HYBRID EVENT: You can participate in person at Valencia, Spain or Virtually from your home or work.
September 11-13, 2023 | Valencia, Spain
GPMB 2021

Debolina Sarkar

Debolina Sarkar, Speaker at plant science conferences
, University of Canterbury, New Zealand
Title : A step toward preventing Oomycetes infection through the modification of electric fields on a microfluidic device


The oomycete Phytophthora can cause serious threats to native flora and agriculture and food biosecurity, causing devastating diseases to plants such as kauri, oak, avocado. In New Zealand, Phytophthora agathidicida is the causative agent in kauri dieback and is receiving much coverage in the mainstream press as it can kill a mature kauri tree within two years. These organisms can infect their host plants via motile zoospores. These can travel between sites of infection via water in the soil.

So far, the research focused on mimicking the natural environment around the roots of the plant using microfluidic Lab-on-a-Chip (LOC) devices to investigate the electrical parameters that allow zoospores to infect plant roots. LOC devices can contain channels and chambers that allow the growth of microorganisms and the applications of physical and chemical factors. The optical properties of the devices allow me to monitor the growth and behaviour of the microorganisms in response to these factors. Plant roots can generate electric fields, which may attract zoospores. Different LOC devices have been designed that contain anodes and cathodes, which enable the study of the swimming behaviour of Phytophthora zoospores in the presence of different strength electric fields. Experimental result shows that zoospores tend to swim preferentially towards and then aggregate close to the cathode. These zoospores encyst and germinate, and the resultant germ tube shows chemotactic growth, also toward the cathode. 

Modification of these devices will allow concurrent measurement of electro-tactic and chemotactic responses. These new devices will incorporate channels that allow the application of plant cell wall extracts, in addition to the applied electric fields. What will the response of the zoospores be, for example, if the wall extracts are applied close to the cathode – will the zoospores be more attracted to the electrical or the chemical stimulus? This research will help address the question of what the primary attractant directs infectious zoospores towards the roots of a plant. It will help in developing techniques to prevent infection. For example, if the electric fields were the primary attractant, it may be possible to design small field-based devices that are able to modify electric fields around vulnerable plants and attract zoospores away from roots and thus reduce their infective capability.
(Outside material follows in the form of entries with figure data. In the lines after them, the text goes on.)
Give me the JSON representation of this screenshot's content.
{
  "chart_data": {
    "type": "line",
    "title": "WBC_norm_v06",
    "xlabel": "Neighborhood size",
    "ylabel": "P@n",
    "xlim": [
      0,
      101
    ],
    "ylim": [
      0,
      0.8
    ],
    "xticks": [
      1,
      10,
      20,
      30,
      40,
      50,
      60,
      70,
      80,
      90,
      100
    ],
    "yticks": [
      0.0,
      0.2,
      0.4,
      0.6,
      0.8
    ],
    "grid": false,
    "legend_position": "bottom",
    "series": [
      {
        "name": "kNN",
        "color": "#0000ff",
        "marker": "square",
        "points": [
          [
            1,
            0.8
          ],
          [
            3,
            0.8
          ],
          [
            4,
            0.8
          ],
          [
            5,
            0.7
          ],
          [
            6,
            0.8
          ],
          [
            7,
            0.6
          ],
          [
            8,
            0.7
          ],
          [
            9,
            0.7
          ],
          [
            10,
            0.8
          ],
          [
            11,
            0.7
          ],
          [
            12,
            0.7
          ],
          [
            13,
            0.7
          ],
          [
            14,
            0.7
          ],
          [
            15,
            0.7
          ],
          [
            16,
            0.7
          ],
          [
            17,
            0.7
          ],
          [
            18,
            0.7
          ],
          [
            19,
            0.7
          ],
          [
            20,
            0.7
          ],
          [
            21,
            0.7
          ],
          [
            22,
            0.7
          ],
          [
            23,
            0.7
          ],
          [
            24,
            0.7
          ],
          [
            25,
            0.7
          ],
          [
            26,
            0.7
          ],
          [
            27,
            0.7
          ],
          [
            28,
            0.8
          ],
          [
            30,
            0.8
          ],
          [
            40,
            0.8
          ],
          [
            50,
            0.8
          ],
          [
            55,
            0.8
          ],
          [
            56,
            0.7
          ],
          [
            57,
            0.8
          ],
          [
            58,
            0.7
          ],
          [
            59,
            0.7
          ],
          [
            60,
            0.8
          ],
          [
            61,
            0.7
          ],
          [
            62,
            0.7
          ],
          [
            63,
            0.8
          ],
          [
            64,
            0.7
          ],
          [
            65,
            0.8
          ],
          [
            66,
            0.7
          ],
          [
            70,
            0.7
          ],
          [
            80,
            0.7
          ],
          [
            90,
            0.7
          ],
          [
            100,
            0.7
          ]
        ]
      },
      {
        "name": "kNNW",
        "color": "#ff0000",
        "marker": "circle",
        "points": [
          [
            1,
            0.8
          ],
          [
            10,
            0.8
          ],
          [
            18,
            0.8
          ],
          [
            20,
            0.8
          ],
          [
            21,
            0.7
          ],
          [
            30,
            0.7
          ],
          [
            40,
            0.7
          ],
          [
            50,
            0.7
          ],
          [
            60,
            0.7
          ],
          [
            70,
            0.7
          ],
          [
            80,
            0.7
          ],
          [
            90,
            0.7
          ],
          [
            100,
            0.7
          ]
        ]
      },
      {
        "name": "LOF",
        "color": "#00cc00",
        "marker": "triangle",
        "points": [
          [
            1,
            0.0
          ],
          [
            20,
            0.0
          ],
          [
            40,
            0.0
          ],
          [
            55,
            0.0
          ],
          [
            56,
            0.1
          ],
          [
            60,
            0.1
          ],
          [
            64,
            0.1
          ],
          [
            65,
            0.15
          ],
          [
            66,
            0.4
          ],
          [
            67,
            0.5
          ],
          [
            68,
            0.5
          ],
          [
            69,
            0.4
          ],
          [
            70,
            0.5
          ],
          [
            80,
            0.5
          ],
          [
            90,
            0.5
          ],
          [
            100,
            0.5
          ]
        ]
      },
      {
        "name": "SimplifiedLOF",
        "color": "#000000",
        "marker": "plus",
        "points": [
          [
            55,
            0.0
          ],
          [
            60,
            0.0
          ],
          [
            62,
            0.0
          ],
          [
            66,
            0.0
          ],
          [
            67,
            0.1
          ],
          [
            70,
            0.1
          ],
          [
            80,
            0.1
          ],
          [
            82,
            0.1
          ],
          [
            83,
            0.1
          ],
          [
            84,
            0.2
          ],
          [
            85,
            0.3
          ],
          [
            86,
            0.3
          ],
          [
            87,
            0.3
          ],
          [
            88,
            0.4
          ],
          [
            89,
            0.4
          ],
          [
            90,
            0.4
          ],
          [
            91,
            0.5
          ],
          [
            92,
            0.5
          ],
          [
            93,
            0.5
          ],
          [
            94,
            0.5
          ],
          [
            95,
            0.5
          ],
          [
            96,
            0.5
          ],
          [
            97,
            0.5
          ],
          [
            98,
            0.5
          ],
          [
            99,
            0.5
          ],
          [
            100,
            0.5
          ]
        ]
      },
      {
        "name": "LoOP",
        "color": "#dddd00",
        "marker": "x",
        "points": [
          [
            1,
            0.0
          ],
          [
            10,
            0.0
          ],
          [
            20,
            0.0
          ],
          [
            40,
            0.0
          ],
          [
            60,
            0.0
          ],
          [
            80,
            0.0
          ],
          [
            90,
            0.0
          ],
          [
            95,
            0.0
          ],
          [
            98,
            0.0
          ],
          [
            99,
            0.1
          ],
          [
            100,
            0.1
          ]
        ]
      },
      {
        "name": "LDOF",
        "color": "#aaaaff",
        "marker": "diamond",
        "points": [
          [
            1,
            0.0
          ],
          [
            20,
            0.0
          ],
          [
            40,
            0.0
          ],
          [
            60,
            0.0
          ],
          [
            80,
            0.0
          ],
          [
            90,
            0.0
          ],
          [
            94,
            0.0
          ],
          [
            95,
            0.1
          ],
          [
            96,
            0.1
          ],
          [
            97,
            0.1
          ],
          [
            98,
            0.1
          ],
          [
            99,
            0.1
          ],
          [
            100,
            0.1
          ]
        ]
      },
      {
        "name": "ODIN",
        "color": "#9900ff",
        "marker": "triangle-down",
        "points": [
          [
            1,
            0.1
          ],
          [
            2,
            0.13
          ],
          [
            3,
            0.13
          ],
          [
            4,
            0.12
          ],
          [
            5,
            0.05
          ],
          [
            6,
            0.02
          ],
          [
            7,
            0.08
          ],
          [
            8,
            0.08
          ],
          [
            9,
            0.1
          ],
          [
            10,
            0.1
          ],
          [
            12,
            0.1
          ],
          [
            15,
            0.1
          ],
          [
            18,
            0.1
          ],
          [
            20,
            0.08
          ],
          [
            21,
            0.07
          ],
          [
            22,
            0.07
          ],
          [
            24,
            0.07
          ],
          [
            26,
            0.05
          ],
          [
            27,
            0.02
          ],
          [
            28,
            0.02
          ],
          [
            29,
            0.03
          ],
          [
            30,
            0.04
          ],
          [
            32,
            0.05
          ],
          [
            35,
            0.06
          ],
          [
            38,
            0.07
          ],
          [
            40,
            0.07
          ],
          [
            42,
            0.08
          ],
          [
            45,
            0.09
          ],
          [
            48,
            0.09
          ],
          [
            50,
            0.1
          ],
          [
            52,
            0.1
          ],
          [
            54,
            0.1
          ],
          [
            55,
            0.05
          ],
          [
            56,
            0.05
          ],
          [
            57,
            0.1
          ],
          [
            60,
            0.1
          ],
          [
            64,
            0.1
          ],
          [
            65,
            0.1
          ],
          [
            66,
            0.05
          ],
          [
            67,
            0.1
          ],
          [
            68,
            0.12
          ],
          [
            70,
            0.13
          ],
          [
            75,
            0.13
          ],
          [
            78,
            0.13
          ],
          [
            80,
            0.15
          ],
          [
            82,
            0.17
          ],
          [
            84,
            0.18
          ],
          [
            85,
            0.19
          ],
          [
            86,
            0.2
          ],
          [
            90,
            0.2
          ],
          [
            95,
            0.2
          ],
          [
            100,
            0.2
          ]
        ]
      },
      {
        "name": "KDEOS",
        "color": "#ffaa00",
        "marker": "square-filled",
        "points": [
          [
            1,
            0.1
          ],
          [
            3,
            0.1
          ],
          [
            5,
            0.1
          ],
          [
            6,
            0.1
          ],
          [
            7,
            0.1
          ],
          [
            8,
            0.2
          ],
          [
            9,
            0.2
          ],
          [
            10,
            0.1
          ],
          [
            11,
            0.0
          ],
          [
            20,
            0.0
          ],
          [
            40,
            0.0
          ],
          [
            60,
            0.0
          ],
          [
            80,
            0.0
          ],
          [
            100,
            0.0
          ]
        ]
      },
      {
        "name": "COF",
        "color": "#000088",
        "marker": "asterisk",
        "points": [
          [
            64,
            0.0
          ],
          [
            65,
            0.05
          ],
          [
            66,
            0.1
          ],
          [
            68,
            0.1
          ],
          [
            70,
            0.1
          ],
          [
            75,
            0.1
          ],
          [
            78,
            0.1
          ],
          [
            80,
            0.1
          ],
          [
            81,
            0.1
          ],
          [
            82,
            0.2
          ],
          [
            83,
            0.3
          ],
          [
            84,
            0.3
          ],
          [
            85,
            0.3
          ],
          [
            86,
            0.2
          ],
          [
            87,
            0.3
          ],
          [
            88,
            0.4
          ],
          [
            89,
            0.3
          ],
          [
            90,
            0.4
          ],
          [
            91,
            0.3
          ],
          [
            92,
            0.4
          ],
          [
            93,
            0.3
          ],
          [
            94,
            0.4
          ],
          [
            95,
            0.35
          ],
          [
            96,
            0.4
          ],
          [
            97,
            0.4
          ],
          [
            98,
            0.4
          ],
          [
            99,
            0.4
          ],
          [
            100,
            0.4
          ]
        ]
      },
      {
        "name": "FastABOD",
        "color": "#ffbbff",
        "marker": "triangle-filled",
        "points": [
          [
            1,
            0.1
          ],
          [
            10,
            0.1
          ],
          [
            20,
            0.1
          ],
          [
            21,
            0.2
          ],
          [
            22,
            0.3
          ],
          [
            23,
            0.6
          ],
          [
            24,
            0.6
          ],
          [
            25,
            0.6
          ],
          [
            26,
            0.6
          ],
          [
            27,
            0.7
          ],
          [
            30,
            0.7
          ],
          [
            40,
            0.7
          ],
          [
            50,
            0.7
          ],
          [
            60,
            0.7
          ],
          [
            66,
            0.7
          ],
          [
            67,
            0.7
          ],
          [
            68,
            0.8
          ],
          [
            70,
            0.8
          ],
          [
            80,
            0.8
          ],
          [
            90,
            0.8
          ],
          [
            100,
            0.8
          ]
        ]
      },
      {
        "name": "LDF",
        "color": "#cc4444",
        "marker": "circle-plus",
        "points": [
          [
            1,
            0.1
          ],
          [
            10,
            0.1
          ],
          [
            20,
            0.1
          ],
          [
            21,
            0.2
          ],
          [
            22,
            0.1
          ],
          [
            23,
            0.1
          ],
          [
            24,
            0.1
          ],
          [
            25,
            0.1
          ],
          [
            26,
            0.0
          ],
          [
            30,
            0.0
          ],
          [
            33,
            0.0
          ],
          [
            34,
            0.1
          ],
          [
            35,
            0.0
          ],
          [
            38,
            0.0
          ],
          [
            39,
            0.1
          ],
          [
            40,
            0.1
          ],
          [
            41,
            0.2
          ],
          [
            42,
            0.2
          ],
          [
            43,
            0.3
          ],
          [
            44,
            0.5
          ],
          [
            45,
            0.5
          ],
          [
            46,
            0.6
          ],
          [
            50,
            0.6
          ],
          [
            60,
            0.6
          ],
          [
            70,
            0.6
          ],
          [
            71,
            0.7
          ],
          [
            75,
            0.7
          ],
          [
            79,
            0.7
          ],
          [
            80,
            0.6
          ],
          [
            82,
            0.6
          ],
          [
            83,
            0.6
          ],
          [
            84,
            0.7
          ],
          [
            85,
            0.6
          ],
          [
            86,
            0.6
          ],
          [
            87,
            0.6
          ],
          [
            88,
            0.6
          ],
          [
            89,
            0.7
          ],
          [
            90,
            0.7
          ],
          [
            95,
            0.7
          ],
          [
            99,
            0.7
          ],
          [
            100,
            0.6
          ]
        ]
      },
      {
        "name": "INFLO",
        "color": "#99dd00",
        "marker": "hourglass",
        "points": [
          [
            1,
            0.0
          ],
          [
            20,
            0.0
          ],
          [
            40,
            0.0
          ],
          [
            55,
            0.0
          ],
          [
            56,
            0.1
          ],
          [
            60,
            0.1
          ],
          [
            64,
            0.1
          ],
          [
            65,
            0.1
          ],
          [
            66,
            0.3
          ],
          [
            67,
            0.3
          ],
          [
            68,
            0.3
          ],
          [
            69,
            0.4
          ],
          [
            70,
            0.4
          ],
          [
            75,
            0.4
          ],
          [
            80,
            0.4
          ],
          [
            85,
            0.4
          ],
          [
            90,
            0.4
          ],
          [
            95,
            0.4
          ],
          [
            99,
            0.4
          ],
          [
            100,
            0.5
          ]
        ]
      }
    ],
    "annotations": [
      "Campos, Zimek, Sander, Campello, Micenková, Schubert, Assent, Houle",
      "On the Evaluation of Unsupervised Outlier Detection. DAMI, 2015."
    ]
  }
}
She received a bachelor’s degree in Science from the Department of Microbiology, Calcutta University, India, in 2015, and a master’s degree in Microbiology from the University of Pune India, in 2017. She did her master project on determining the antioxidant and anti-microbial property of Piper cubeba. She is currently enrolled as a PhD researcher in the School of Biological Sciences, University of Canterbury, New Zealand. Her work focuses on the microfabrication of Lab-on-a-Chip devices to study the movement of Phytophthora zoospores under the influence of electric fields and to investigate means of stopping their movement.